All traditional statistical test make use of various named distributions or require certain assumptions to be made about the parent distribution (such as the shape of the distribution is symmetric for non-parametric tests like Wilcoxon) in order work properly. For parametric tests like the t-test or ANOVA this is the normal distribution. If these assumptions are met then traditional statistical tests are fine, but what can we do when we can’t assume normality or if the distribution of the data is just weird?

Resampling techniques are the tools that work here. They can allow us to test hypotheses about our data using only the data itself (without appeal to any assumptions about the shape or form of the parent distribution). They are in some ways a much simpler approach to statistics, but because they rely on the ability to generate thousands and tens of thousands of random numbers very quickly, they simply weren’t considered practical back in the day.
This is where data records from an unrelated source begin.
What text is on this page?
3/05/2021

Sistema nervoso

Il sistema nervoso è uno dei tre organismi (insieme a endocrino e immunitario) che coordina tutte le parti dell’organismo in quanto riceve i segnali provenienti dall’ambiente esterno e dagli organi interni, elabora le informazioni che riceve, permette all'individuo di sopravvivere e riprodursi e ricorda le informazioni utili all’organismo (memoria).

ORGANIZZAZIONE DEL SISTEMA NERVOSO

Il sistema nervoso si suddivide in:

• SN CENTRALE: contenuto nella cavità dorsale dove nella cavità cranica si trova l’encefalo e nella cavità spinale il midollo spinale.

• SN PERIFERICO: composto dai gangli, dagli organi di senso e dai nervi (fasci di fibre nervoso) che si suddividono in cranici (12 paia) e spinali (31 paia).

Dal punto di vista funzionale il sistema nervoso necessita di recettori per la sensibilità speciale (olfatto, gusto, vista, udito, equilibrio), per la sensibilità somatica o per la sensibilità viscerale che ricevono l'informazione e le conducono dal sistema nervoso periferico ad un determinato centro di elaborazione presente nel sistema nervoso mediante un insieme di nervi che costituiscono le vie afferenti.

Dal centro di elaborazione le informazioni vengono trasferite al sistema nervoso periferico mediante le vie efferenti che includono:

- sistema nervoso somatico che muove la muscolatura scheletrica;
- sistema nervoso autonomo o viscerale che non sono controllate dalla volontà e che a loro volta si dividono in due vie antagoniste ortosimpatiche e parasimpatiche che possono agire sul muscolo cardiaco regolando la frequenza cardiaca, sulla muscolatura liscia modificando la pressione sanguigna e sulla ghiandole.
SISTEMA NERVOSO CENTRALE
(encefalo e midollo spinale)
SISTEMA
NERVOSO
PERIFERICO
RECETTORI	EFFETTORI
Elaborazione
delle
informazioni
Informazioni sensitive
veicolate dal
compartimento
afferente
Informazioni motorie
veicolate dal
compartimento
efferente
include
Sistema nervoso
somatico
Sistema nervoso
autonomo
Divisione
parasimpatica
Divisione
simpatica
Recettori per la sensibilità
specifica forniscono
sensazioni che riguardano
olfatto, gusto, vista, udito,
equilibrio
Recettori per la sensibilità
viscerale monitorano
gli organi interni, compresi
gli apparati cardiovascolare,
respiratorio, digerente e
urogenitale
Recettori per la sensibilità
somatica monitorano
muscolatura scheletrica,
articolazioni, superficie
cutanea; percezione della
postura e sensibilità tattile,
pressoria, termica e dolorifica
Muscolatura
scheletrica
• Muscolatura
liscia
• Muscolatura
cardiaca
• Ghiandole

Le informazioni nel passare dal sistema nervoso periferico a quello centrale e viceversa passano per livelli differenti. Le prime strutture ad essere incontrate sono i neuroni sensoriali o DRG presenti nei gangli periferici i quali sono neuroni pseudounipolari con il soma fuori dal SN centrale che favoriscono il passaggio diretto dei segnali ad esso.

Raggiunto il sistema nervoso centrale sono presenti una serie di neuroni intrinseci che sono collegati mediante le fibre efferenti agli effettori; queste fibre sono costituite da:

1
Even now, they aren’t widely used because they require the user (you, in case you’d forgotten what’s going on at this time of day) to do more than click a button on a stats package or even know the name of the test. These techniques require a mix of statistical knowledge and programming; a combination of skills that isn’t all that common! There are three broad areas of resampling methods (although they are all quite closely related):

  1. Permutation methods
  2. Bootstrapping
  3. Cross-validation

3.1 Permutation methods

Permutation methods resample the original data, assuming the null hypothesis. They allow us to perform an exact statistical hypothesis test. For example, if we have data that compare the response of a drug between a control and treatment group, our null hypothesis would be that there is no difference between control and treatment.

What that means is that, if this null hypothesis is true, we should be able to randomly reshuffle or assign the control or treatment labels to the various measurements. If there really isn’t a difference between the two groups then this should not lead to any changes compared to the observed difference in response.
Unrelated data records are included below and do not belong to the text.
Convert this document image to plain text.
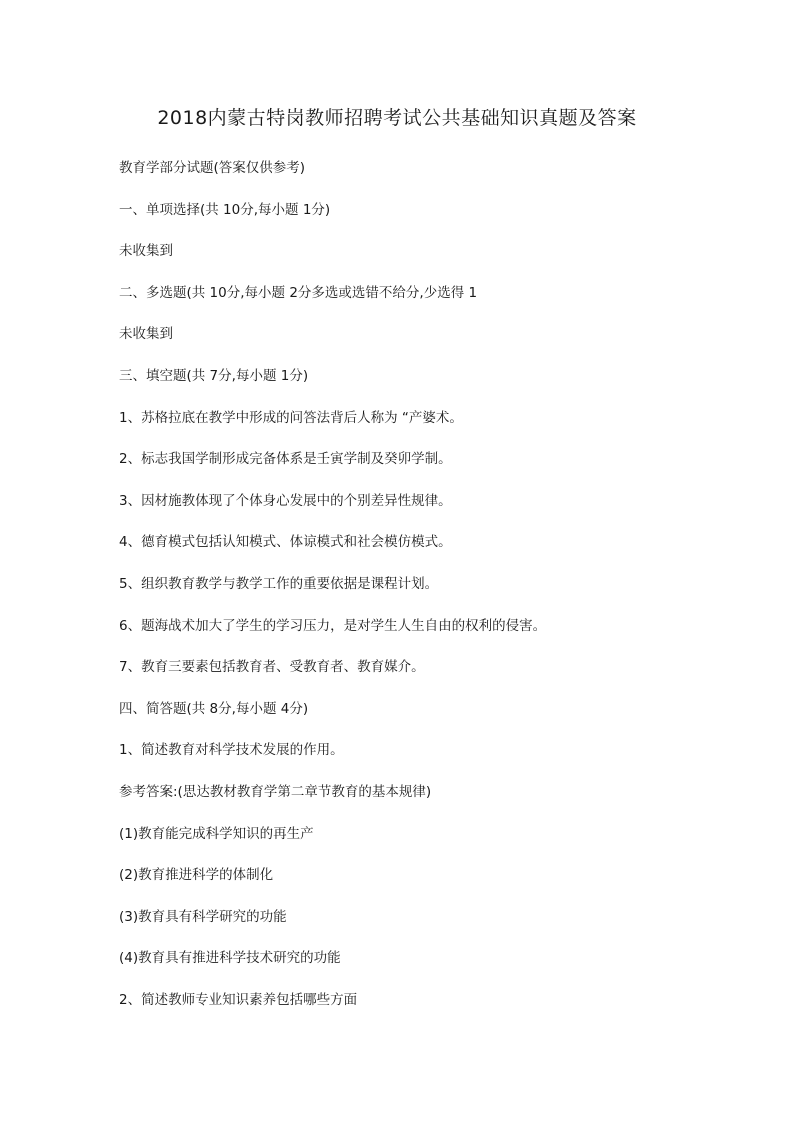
2018内蒙古特岗教师招聘考试公共基础知识真题及答案
教育学部分试题(答案仅供参考)
一、单项选择(共 10分,每小题 1分)
未收集到
二、多选题(共 10分,每小题 2分多选或选错不给分,少选得 1
未收集到
三、填空题(共 7分,每小题 1分)
1、苏格拉底在教学中形成的问答法背后人称为 “产婆术。
2、标志我国学制形成完备体系是壬寅学制及癸卯学制。
3、因材施教体现了个体身心发展中的个别差异性规律。
4、德育模式包括认知模式、体谅模式和社会模仿模式。
5、组织教育教学与教学工作的重要依据是课程计划。
6、题海战术加大了学生的学习压力，是对学生人生自由的权利的侵害。
7、教育三要素包括教育者、受教育者、教育媒介。
四、简答题(共 8分,每小题 4分)
1、简述教育对科学技术发展的作用。
参考答案:(思达教材教育学第二章节教育的基本规律)
(1)教育能完成科学知识的再生产
(2)教育推进科学的体制化
(3)教育具有科学研究的功能
(4)教育具有推进科学技术研究的功能
2、简述教师专业知识素养包括哪些方面
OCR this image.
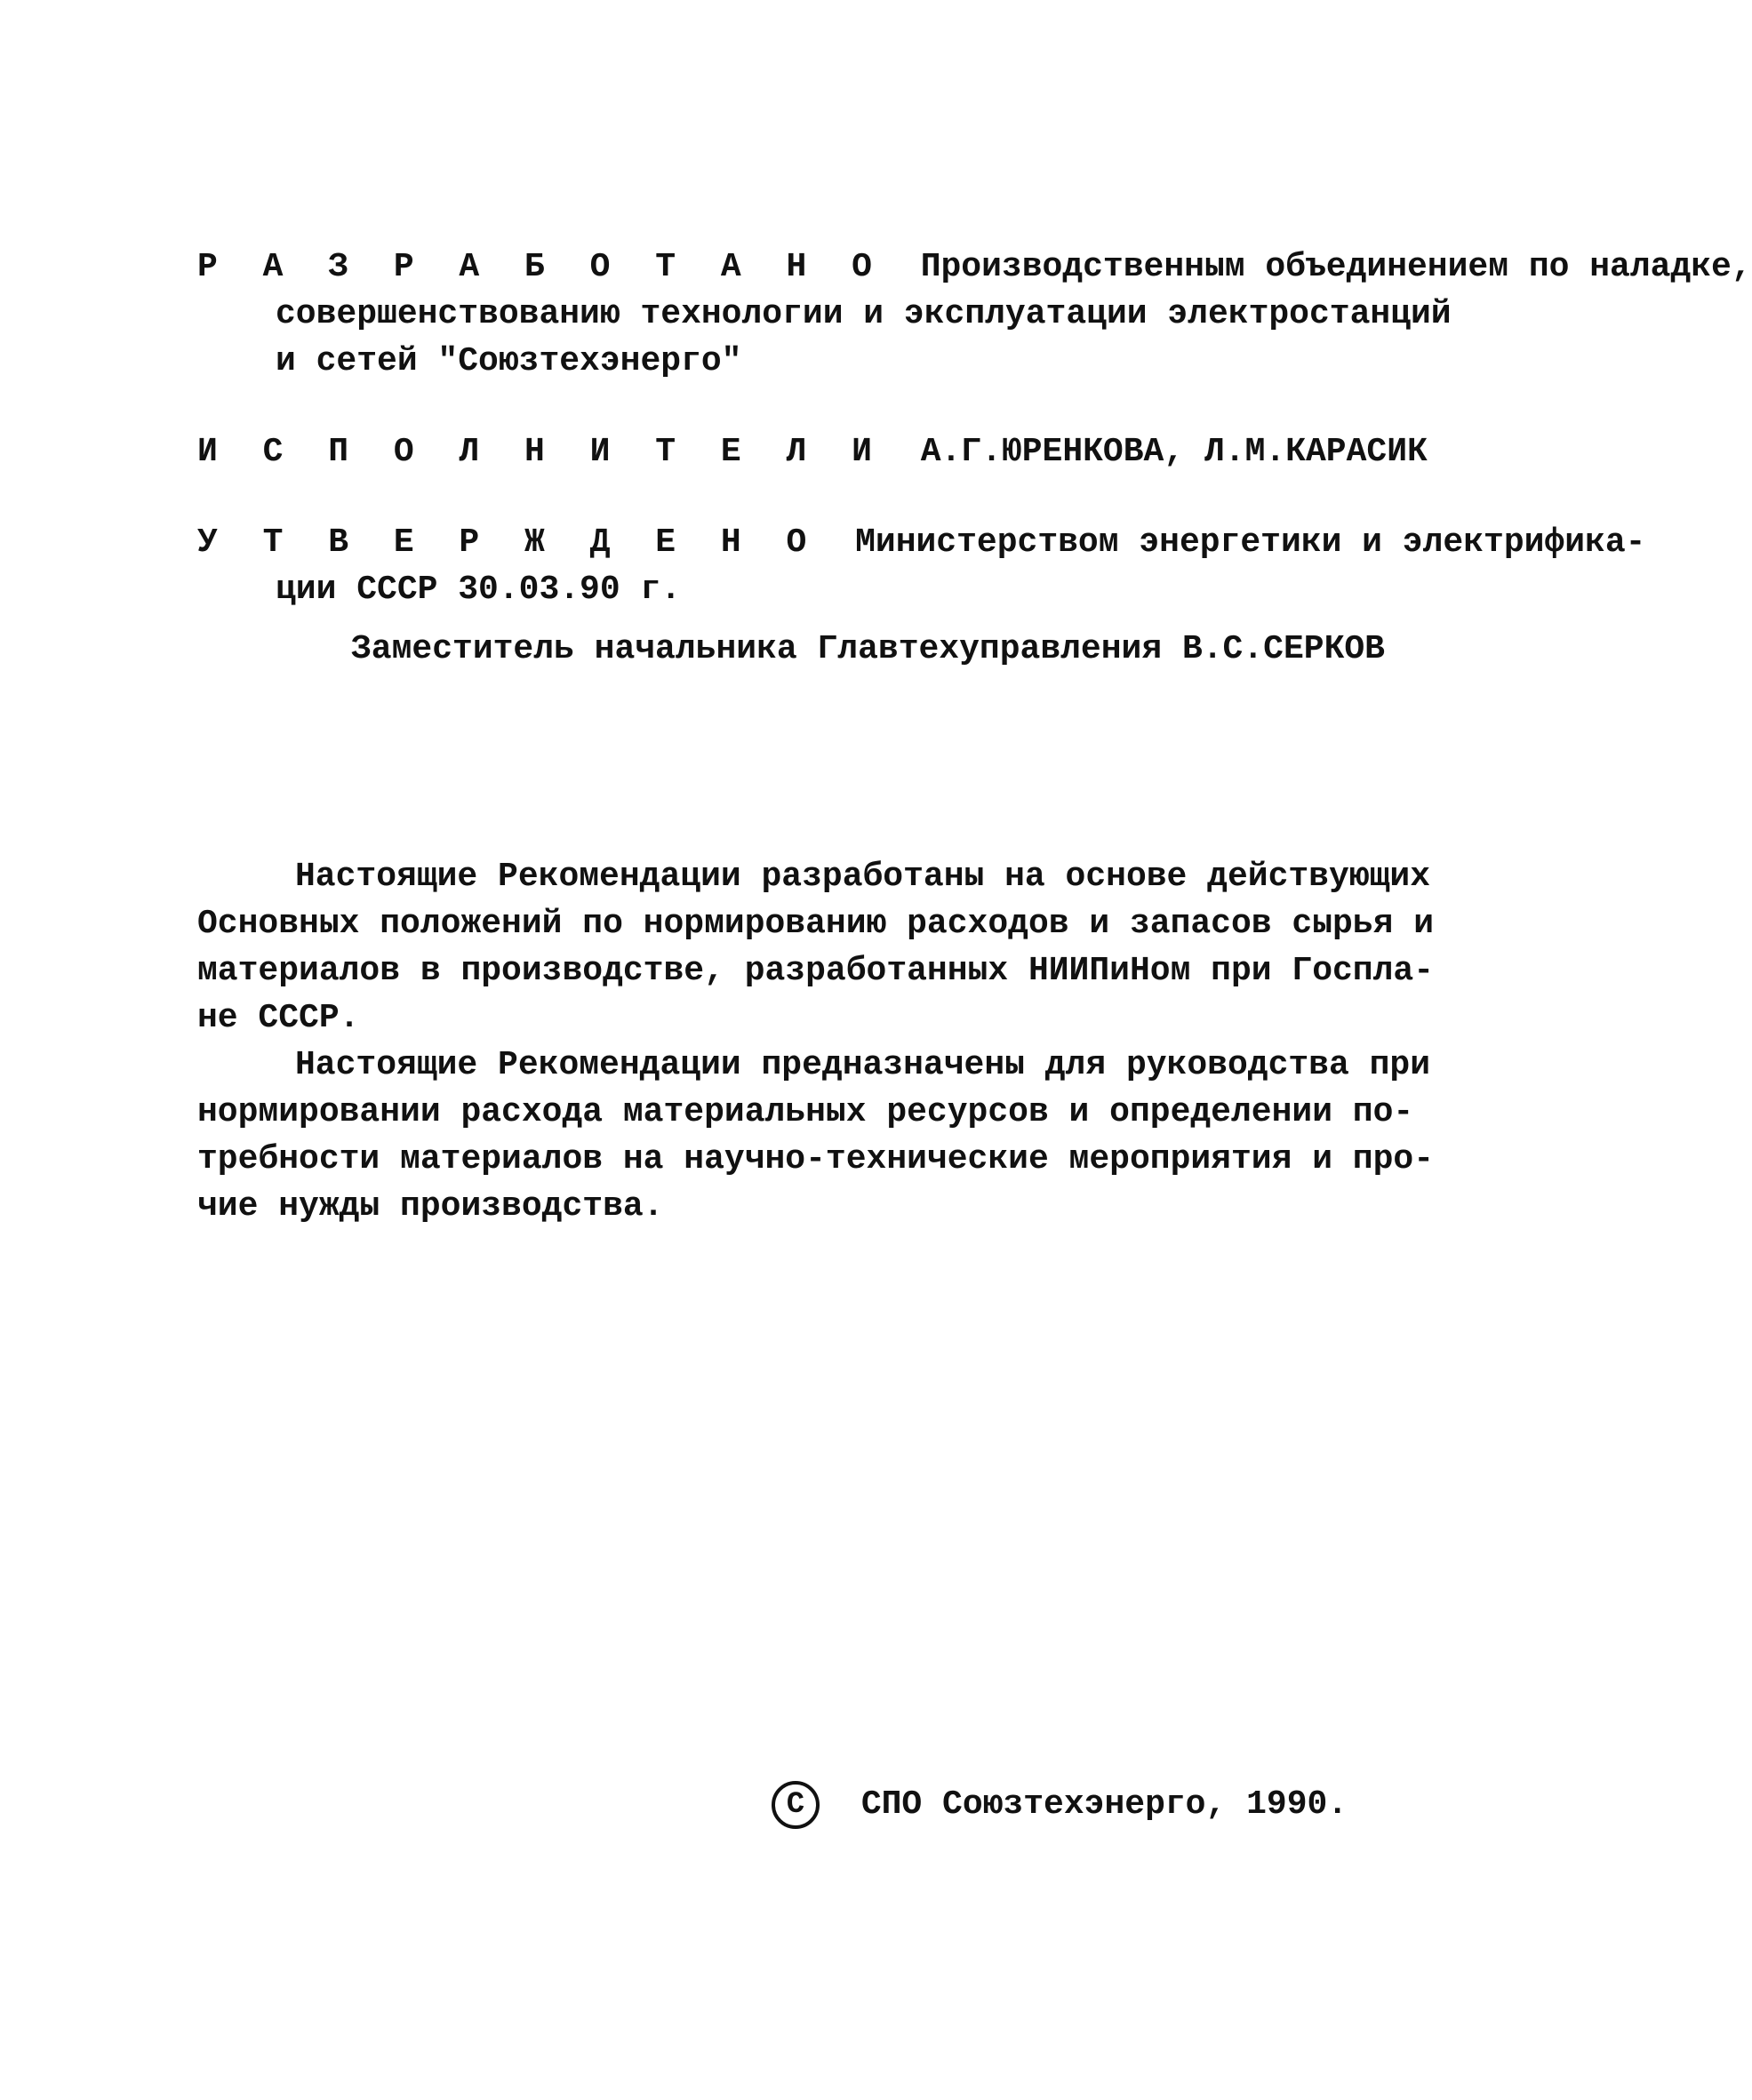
Р А З Р А Б О Т А Н О Производственным объединением по наладке,
совершенствованию технологии и эксплуатации электростанций
и сетей "Союзтехэнерго"
И С П О Л Н И Т Е Л И А.Г.ЮРЕНКОВА, Л.М.КАРАСИК
У Т В Е Р Ж Д Е Н О Министерством энергетики и электрифика-
ции СССР 30.03.90 г.
Заместитель начальника Главтехуправления В.С.СЕРКОВ
Настоящие Рекомендации разработаны на основе действующих
Основных положений по нормированию расходов и запасов сырья и
материалов в производстве, разработанных НИИПиНом при Госпла-
не СССР.
Настоящие Рекомендации предназначены для руководства при
нормировании расхода материальных ресурсов и определении по-
требности материалов на научно-технические мероприятия и про-
чие нужды производства.
С СПО Союзтехэнерго, 1990.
We can do this many, many times. Let’s say we do this 1,000 times. We can then calculate how often the permuted differences exceed the observed difference, which gives us an exact p-value: the probability of observing our data, given the null hypothesis!

3.2 Bootstrapping

Bootstrapping is a technique for estimating confidence intervals for parameter estimates. We effectively treat our data as if it was the parent distribution, draw samples from it and calculate the statistic of choice (the mean usually) using these sub-samples. If we repeat this process many times, we will eventually be able to construct a distribution for our sample statistic. This can be used to give us a confidence interval for our statistic.

3.3 Cross-validation

Cross-validation is at the heart of modern machine learning approaches but existed long before this technique became sexy/fashionable. You divide your data up into two sets: a training set that you use to fit your model and a testing set that you use to evaluate your model. This allows your model accuracy to be empirically measured. There are several variants of this technique (holdout, k-fold cross validation, leave-one-out-cross-validation (LOOCV), leave-p-out-cross-validation (LpOCV) etc.), all of which do essentially the same thing; the main difference between them being a trade-off between the amount of time it takes to perform versus the reliability of the method.

We’ll start with permutations techniques and cover bootstrapping and cross-validation in subsequent practicals.